ADVANCE REVIEW: That’s Because You’re a Robot Almost Gets There

Writer: David Quantick

Artist: Shaky Kane


Image Comics

David Quantick’s That’s Because You’re a Robot one-shot reminds me of the type of programming that I used to love in the late eighties/early nineties. Funny, irreverent, filled with a healthy sense of retro-nostalgia and basically pointless. While those memories of watching silly shorts on MTV late at night might hold fond for me, upon revisiting them it’s hard for me to expect anyone else to like them.

(W) David Quantick (A) Shaky Kane $3.99 Image Comics
(W) David Quantick (A) Shaky Kane $3.99 Image Comics

The story behind That’s Because You’re a Robot is all but told in the title and first couple of pages. A pair of police officers are brought into their chief’s office and told that one of them is actually a robot, but they don’t know who it is. They get involved in the usual case of “buddy cop” hijinks; going on stake outs where they inevitably don’t do the stake out, getting yelled at by their surly black police chief and getting their badges taken away to go on the lam.

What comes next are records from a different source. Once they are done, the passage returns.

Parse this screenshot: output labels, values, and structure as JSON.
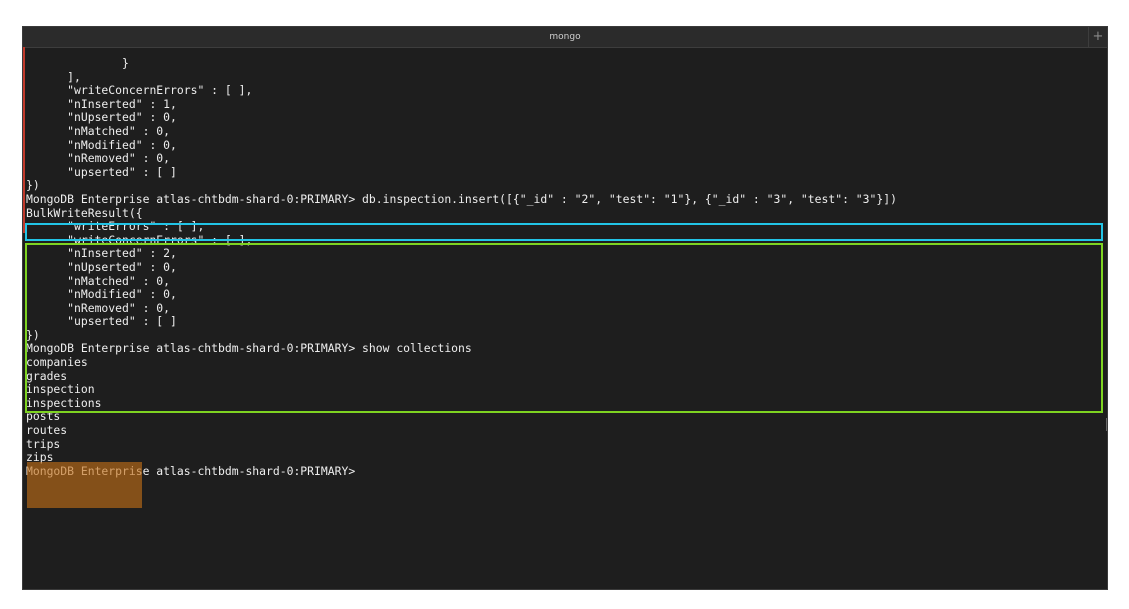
{
  "window": {
    "title": "mongo",
    "new_tab_symbol": "+"
  },
  "terminal": {
    "lines": [
      "              }",
      "      ],",
      "      \"writeConcernErrors\" : [ ],",
      "      \"nInserted\" : 1,",
      "      \"nUpserted\" : 0,",
      "      \"nMatched\" : 0,",
      "      \"nModified\" : 0,",
      "      \"nRemoved\" : 0,",
      "      \"upserted\" : [ ]",
      "})",
      "MongoDB Enterprise atlas-chtbdm-shard-0:PRIMARY> db.inspection.insert([{\"_id\" : \"2\", \"test\": \"1\"}, {\"_id\" : \"3\", \"test\": \"3\"}])",
      "BulkWriteResult({",
      "      \"writeErrors\" : [ ],",
      "      \"writeConcernErrors\" : [ ],",
      "      \"nInserted\" : 2,",
      "      \"nUpserted\" : 0,",
      "      \"nMatched\" : 0,",
      "      \"nModified\" : 0,",
      "      \"nRemoved\" : 0,",
      "      \"upserted\" : [ ]",
      "})",
      "MongoDB Enterprise atlas-chtbdm-shard-0:PRIMARY> show collections",
      "companies",
      "grades",
      "inspection",
      "inspections",
      "posts",
      "routes",
      "trips",
      "zips",
      "MongoDB Enterprise atlas-chtbdm-shard-0:PRIMARY>"
    ]
  },
  "highlights": {
    "command_box_color": "#22c4e6",
    "result_box_color": "#7ed321",
    "collections_marker_color": "#c47016",
    "left_edge_color": "#c0392b"
  }
}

A larger plot is introduced of a mystery that starts to develop and then the comic just ends. Yeah, hate to spoil it for you but seeing as how the plot seems to matter so little to the comic I’m not going to shy away from spoiling anything. This one-shot comic has no resolution. Nothing is figured out and it’s hard to say there is any kind of ending whatsoever. 

This is where my reference to those early-’90s shorts comes from. They were little cartoons that played in the wee hours and they were fun and interesting but they didn’t really go anywhere because that wasn’t the point. The point wasn’t about telling a great story so much as it was about exploring an aesthetic or just lampooning popular culture for the hell of it. And while I wouldn’t call this comic a satire, it does play enough with the buddy cop thing to edge in that direction. My main problem is that it isn’t very funny.

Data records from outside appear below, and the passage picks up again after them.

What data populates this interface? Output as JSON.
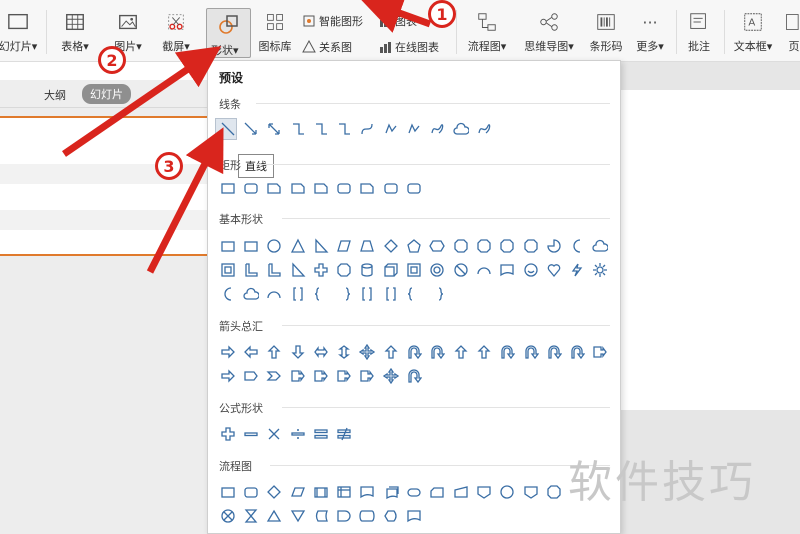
{
  "ribbon": {
    "slide_label": "幻灯片",
    "table_label": "表格",
    "picture_label": "图片",
    "screenshot_label": "截屏",
    "shape_label": "形状",
    "icon_library_label": "图标库",
    "smart_graphic_label": "智能图形",
    "relation_graph_label": "关系图",
    "chart_label": "图表",
    "online_chart_label": "在线图表",
    "flowchart_label": "流程图",
    "mindmap_label": "思维导图",
    "barcode_label": "条形码",
    "more_label": "更多",
    "comment_label": "批注",
    "textbox_label": "文本框",
    "page_label": "页"
  },
  "sidebar": {
    "tab_outline": "大纲",
    "tab_slides": "幻灯片"
  },
  "dropdown": {
    "preset_title": "预设",
    "sections": {
      "lines": "线条",
      "rectangles": "矩形",
      "basic_shapes": "基本形状",
      "block_arrows": "箭头总汇",
      "equation_shapes": "公式形状",
      "flowchart": "流程图"
    },
    "tooltip": "直线"
  },
  "annotations": {
    "step1": "1",
    "step2": "2",
    "step3": "3",
    "arrow_color": "#d9251d"
  },
  "watermark": "软件技巧",
  "colors": {
    "accent_orange": "#e07a2c",
    "shape_blue": "#3a6ea5"
  }
}
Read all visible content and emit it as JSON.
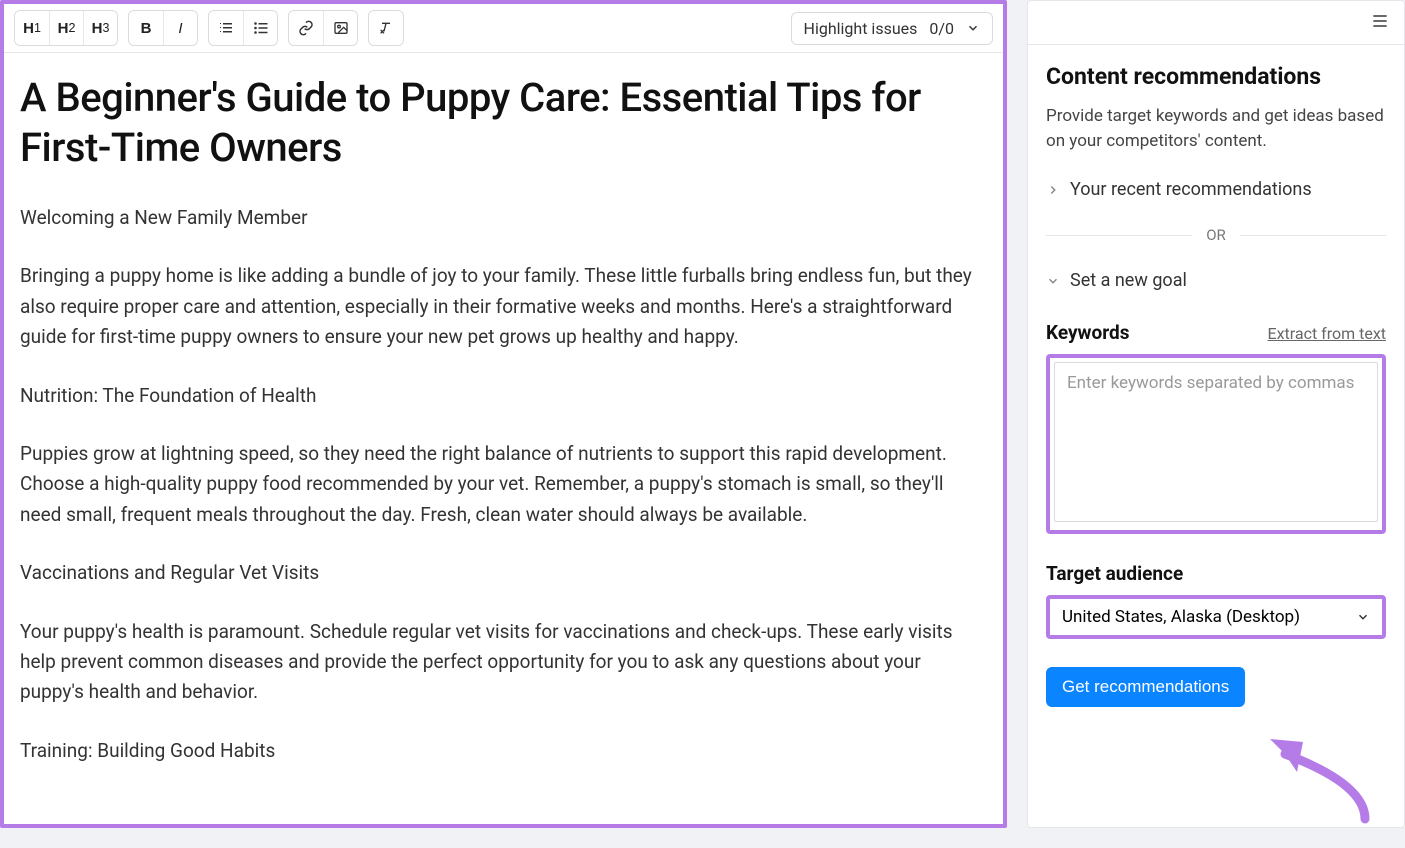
{
  "toolbar": {
    "highlight_label": "Highlight issues",
    "highlight_count": "0/0"
  },
  "editor": {
    "title": "A Beginner's Guide to Puppy Care: Essential Tips for First-Time Owners",
    "p1": "Welcoming a New Family Member",
    "p2": "Bringing a puppy home is like adding a bundle of joy to your family. These little furballs bring endless fun, but they also require proper care and attention, especially in their formative weeks and months. Here's a straightforward guide for first-time puppy owners to ensure your new pet grows up healthy and happy.",
    "p3": "Nutrition: The Foundation of Health",
    "p4": "Puppies grow at lightning speed, so they need the right balance of nutrients to support this rapid development. Choose a high-quality puppy food recommended by your vet. Remember, a puppy's stomach is small, so they'll need small, frequent meals throughout the day. Fresh, clean water should always be available.",
    "p5": "Vaccinations and Regular Vet Visits",
    "p6": "Your puppy's health is paramount. Schedule regular vet visits for vaccinations and check-ups. These early visits help prevent common diseases and provide the perfect opportunity for you to ask any questions about your puppy's health and behavior.",
    "p7": "Training: Building Good Habits"
  },
  "sidebar": {
    "heading": "Content recommendations",
    "subheading": "Provide target keywords and get ideas based on your competitors' content.",
    "recent_label": "Your recent recommendations",
    "or_label": "OR",
    "new_goal_label": "Set a new goal",
    "keywords_label": "Keywords",
    "extract_label": "Extract from text",
    "keywords_placeholder": "Enter keywords separated by commas",
    "target_audience_label": "Target audience",
    "target_audience_value": "United States, Alaska (Desktop)",
    "get_button": "Get recommendations"
  }
}
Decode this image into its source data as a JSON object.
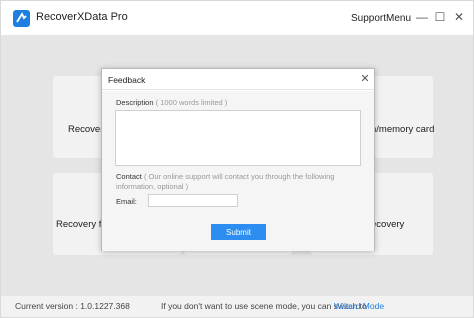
{
  "app": {
    "title": "RecoverXData Pro",
    "brand_color": "#1f7fe0",
    "logo_icon": "recoverxdata-logo-icon"
  },
  "titlebar": {
    "support_label": "Support",
    "menu_label": "Menu",
    "minimize_glyph": "—",
    "maximize_glyph": "☐",
    "close_glyph": "✕"
  },
  "cards": [
    {
      "label": "Recovery"
    },
    {
      "label": "h/memory card"
    },
    {
      "label": "Recovery for"
    },
    {
      "label": "ecovery"
    }
  ],
  "status": {
    "version": "Current version : 1.0.1227.368",
    "switch_text": "If you don't want to use scene mode, you can switch to",
    "wizard_link": "Wizard Mode"
  },
  "dialog": {
    "title": "Feedback",
    "close_glyph": "✕",
    "description_label": "Description",
    "description_limit": " ( 1000 words limited )",
    "description_value": "",
    "contact_label": "Contact",
    "contact_note": " ( Our online support will contact you through the following information, optional )",
    "email_label": "Email:",
    "email_value": "",
    "submit_label": "Submit",
    "accent_color": "#2b8ef0"
  }
}
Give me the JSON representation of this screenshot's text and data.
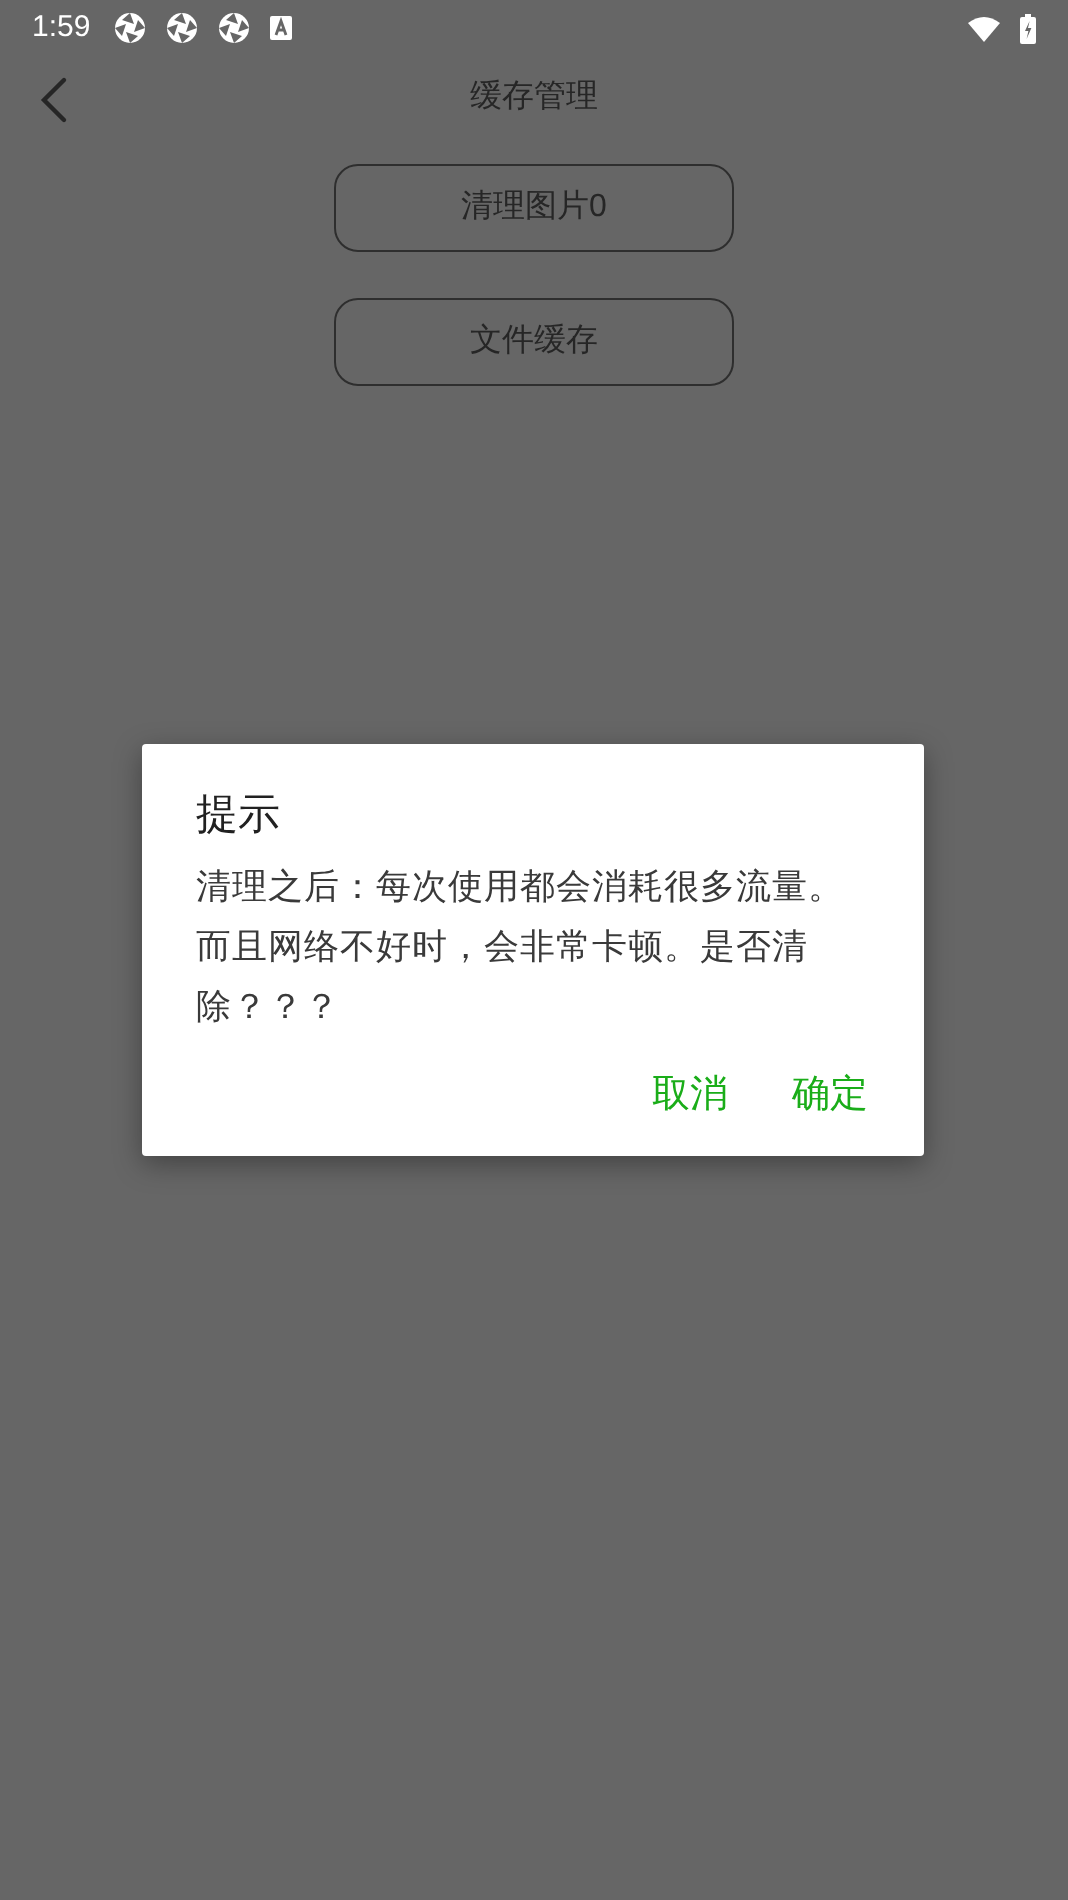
{
  "status_bar": {
    "time": "1:59"
  },
  "header": {
    "title": "缓存管理"
  },
  "buttons": [
    "清理图片0",
    "文件缓存"
  ],
  "dialog": {
    "title": "提示",
    "message": "清理之后：每次使用都会消耗很多流量。而且网络不好时，会非常卡顿。是否清除？？？",
    "actions": [
      "取消",
      "确定"
    ]
  }
}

The basic joke of one character being a robot and both of the characters arguing over which it is can be funny. At one point one of the officer says, “I’m Jewish how can I be a robot?” which got a chuckle from me. But the joke wears out its welcome when you realize that’s pretty much the only joke the comic has going for it. All of this makes a little more sense when you realize that David Quantick is more famous in the film world. Far be it for me to tell a BAFTA winner how to write but the types of things that are funny in movies don’t’ exactly work in the comic medium. I found most of the jokes regarding the buddy cop stuff to be rote rephrasing of the buddy cop formula rather than anything new.

The artwork is great however. Shaky Kane is still one of the greats in this business and if you haven’t heard of this artist then that alone might be worth the price of admission. He does all the work on the comic except for the lettering and it glows with a retro, almost Andy Warhol-esque kind of vibe. The colors pop in an almost saccharine sweet kind of way but the heavy line work on all the faces grounds everything in a surreality. Adding to that is the random background details such as Frankenstein Elvis wandering around in the foreground, to bars over people’s eyes which all has a nice pop-punk aesthetic. Plus the comic features not one but two splash pages of just plain fun art.

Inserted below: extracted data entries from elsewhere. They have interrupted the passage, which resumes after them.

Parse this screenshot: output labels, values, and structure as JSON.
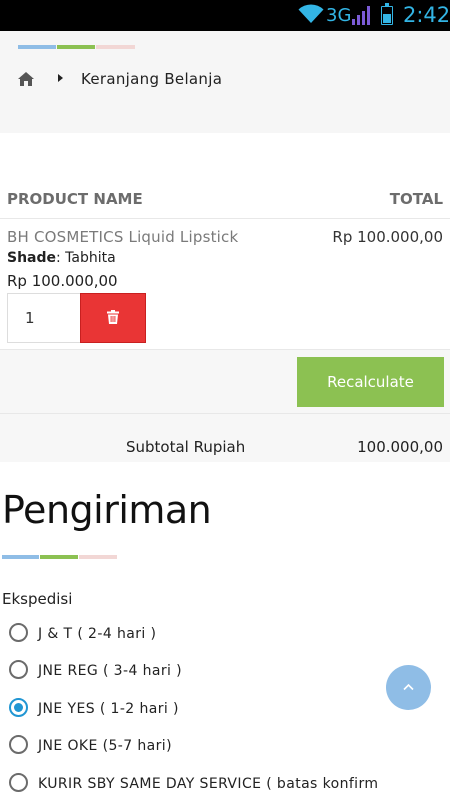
{
  "status_bar": {
    "network": "3G",
    "time": "2:42",
    "wifi_icon": "wifi-icon",
    "signal_icon": "signal-icon",
    "battery_icon": "battery-icon"
  },
  "breadcrumb": {
    "home_icon": "home-icon",
    "current": "Keranjang Belanja"
  },
  "cart": {
    "columns": [
      "PRODUCT NAME",
      "TOTAL"
    ],
    "items": [
      {
        "name": "BH COSMETICS Liquid Lipstick",
        "shade_label": "Shade",
        "shade_value": ": Tabhita",
        "price": "Rp 100.000,00",
        "total": "Rp 100.000,00",
        "quantity": "1"
      }
    ],
    "recalculate_label": "Recalculate",
    "subtotal_label": "Subtotal Rupiah",
    "subtotal_value": "100.000,00"
  },
  "shipping": {
    "title": "Pengiriman",
    "label": "Ekspedisi",
    "options": [
      {
        "label": "J & T ( 2-4 hari )",
        "selected": false
      },
      {
        "label": "JNE REG ( 3-4 hari )",
        "selected": false
      },
      {
        "label": "JNE YES ( 1-2 hari )",
        "selected": true
      },
      {
        "label": "JNE OKE (5-7 hari)",
        "selected": false
      },
      {
        "label": "KURIR SBY SAME DAY SERVICE ( batas konfirm",
        "selected": false
      }
    ]
  },
  "colors": {
    "accent_blue": "#8fbde6",
    "accent_green": "#8cc152",
    "accent_pink": "#f2d7d5",
    "delete_red": "#e93535",
    "radio_blue": "#2196d3"
  },
  "scroll_top_icon": "chevron-up-icon"
}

All in all this comic kind of reminds me of Axe Cop, and if you follow my recommendations you might think it would be right up my alley. But the funny thing is that Axe Cop actually has more of a cohesive storyline than this thing does. I mean it’s hard to criticize something that is so obviously not taking itself seriously, and normally I would let it play the “just for fun card” all night. But the fact is this isn’t some silly webcomic; this is a thirty-page, FOUR dollar comic, and that’s probably the biggest problem with it. There is nothing wrong with it as a silly comic, but for how long it is and how little it manages to do with that length, you realize you are cutting out a more fulfilling, real comic. That makes it hard to recommend. But then the art is really, really good.

“That’s Because You’re A Robot” earns 6 / 10. Slight recommendation.